Yes , he thought a trifle smugly, we’re holding our own against the Old Man. A sudden, unexpected thrust brought a gasp. Why not? What’s his hurry? He’s hauled in Kossara and young Dominic and Hans and—how many more? I can be left to wait his convenience.

He rallied. Self-pity! First sign of senility? Squash it, fellow. You’ve got health, money, power, friends, women, interesting work that you can even claim is of some importance if you want to. Your breakfast is being prepared by none less than Chives —He glanced at his watch, whistled, and made haste to the dining room.

The Shalmuan, met him at the entrance. “Excuse me, sir,” he said, and reached up to adjust the sunburst on its ribbon before he seated his master and went to bring the food.

The weather bureau had decreed a fine spring day. Chives had therefore retracted the outer wall. Flowers, Terran and exotic, made the roof garden beyond into an explosion of colors and perfumes. A Cynthian yaoti perched bright-plumed on a bough of a blossoming orange tree and harped out of its throat. Everywhere around, towers soared heavenward in fluid grace; this quarter of the city went back two centuries, to when an inspired school of architecture had flourished. White clouds wandered through blue clarity; aircars sparkled in sunlight. A breeze brought coolness and a muted pulse of machines in the service of man.

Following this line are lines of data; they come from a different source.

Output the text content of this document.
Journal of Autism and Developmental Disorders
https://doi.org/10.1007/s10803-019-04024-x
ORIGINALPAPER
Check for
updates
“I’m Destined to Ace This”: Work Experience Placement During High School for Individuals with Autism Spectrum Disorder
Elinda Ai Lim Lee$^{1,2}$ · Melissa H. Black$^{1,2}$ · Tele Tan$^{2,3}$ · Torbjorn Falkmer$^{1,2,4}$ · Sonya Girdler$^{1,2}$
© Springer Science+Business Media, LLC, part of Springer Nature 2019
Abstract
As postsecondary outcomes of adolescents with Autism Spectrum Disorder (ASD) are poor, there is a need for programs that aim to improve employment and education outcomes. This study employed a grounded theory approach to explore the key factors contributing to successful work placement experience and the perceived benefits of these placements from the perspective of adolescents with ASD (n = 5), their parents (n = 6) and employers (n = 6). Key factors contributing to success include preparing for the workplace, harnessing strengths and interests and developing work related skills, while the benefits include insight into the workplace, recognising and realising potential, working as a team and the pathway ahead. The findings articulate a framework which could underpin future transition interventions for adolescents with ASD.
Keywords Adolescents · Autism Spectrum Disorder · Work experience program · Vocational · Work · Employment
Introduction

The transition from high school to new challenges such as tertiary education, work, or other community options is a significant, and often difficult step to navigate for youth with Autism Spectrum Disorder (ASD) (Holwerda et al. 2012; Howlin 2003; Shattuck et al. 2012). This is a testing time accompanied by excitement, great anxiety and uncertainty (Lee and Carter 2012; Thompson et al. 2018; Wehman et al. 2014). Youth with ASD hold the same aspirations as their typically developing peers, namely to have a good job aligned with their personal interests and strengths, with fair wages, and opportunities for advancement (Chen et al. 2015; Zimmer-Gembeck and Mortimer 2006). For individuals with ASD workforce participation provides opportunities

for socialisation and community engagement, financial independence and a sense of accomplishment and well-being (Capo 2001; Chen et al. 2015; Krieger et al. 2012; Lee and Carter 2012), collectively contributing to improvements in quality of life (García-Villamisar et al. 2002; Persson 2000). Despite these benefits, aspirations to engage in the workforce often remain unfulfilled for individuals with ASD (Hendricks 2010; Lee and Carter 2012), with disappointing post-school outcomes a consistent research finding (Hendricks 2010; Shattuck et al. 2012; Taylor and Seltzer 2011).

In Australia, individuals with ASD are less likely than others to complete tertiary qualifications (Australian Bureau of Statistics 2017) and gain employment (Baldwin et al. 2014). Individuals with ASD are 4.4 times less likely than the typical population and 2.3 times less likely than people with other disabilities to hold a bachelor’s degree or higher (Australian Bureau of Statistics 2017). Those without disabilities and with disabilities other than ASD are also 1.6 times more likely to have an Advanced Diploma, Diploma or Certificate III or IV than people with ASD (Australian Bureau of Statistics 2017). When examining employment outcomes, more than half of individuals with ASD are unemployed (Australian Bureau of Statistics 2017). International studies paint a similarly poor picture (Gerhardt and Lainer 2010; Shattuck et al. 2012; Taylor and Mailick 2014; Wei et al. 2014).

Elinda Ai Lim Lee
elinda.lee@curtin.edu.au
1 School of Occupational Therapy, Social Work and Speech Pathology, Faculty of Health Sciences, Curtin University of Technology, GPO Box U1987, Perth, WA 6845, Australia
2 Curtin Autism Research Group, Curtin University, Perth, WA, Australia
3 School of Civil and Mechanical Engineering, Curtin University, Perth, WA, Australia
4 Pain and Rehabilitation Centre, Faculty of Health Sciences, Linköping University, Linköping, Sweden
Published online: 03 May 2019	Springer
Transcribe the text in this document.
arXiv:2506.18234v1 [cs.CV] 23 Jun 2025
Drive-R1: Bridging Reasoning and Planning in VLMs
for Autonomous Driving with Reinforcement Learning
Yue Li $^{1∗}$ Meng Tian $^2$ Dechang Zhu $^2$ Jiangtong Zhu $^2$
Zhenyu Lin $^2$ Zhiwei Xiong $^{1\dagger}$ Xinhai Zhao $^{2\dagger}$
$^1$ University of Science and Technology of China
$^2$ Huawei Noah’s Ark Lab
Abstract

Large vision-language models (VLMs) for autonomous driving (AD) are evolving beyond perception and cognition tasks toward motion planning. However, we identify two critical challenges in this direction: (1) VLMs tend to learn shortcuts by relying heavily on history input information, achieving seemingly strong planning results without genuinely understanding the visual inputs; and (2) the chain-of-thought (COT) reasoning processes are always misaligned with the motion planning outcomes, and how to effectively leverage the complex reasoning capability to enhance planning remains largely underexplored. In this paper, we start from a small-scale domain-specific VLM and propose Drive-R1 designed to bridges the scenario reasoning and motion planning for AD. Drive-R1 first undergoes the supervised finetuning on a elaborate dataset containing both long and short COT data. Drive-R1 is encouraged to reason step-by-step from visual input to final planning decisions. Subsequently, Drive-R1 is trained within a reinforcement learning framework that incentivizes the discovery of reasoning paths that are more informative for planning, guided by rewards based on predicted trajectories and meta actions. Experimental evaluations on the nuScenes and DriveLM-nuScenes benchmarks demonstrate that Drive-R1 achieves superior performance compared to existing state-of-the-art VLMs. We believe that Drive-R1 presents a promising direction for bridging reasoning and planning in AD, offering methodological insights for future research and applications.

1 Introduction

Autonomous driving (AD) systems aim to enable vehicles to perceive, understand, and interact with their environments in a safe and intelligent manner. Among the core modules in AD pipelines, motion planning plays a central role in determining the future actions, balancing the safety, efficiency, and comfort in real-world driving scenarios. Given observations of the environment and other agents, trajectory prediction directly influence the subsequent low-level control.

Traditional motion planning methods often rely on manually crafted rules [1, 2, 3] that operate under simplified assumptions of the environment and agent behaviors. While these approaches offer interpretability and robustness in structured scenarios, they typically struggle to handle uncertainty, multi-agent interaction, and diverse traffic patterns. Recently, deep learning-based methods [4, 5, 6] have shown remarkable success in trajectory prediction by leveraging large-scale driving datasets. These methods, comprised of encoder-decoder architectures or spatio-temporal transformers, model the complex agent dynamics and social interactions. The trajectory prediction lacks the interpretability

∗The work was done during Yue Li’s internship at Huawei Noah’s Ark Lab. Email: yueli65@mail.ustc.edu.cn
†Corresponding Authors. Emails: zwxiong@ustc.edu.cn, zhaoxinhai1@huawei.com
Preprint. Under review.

And here came the souffle.

Later was the first, the truly delicious cigarette, out in the garden beside a dancing fountain. What followed was less pleasant, namely, spadework. But all this had to be paid for somehow. Flandry could retire whenever he chose: to a modest income from pension and investments, and an early death from boredom. He preferred to stay in the second oldest profession. In between adventures and enjoyments, an Intelligence officer—a spy—must needs do a vast amount of grubby foundation-laying.

He sought the fancier office and keyed for information on Edwin Cairncross, Grand Duke of Hermes. That meant a historical and social review of the planet itself.

The sun, Maia (not to be confused with giant 20 Tauri), was in Sector Antares. Its attendants included a terrestroid globe which had been colonized early on, largely by northern Europeans. Basic conditions, including biology, were homelike enough that the settlement did well. The inevitable drawbacks included the concentration of most land in a single huge continent whose interior needed modification—for instance, entire systems of rivers and lakes to relieve its aridity—before it was fit for humans to live in. Meanwhile they prospered along the coasts. Originally their polity was a rather curious development out of private corporations, with a head of state elected from a particular family to serve for life or good behavior. Society got stratified in the course of time, and reaction against that was fuelled by the crisis that the Babur War brought. Reforms turned Hermes into an ordinary type of crowned republic.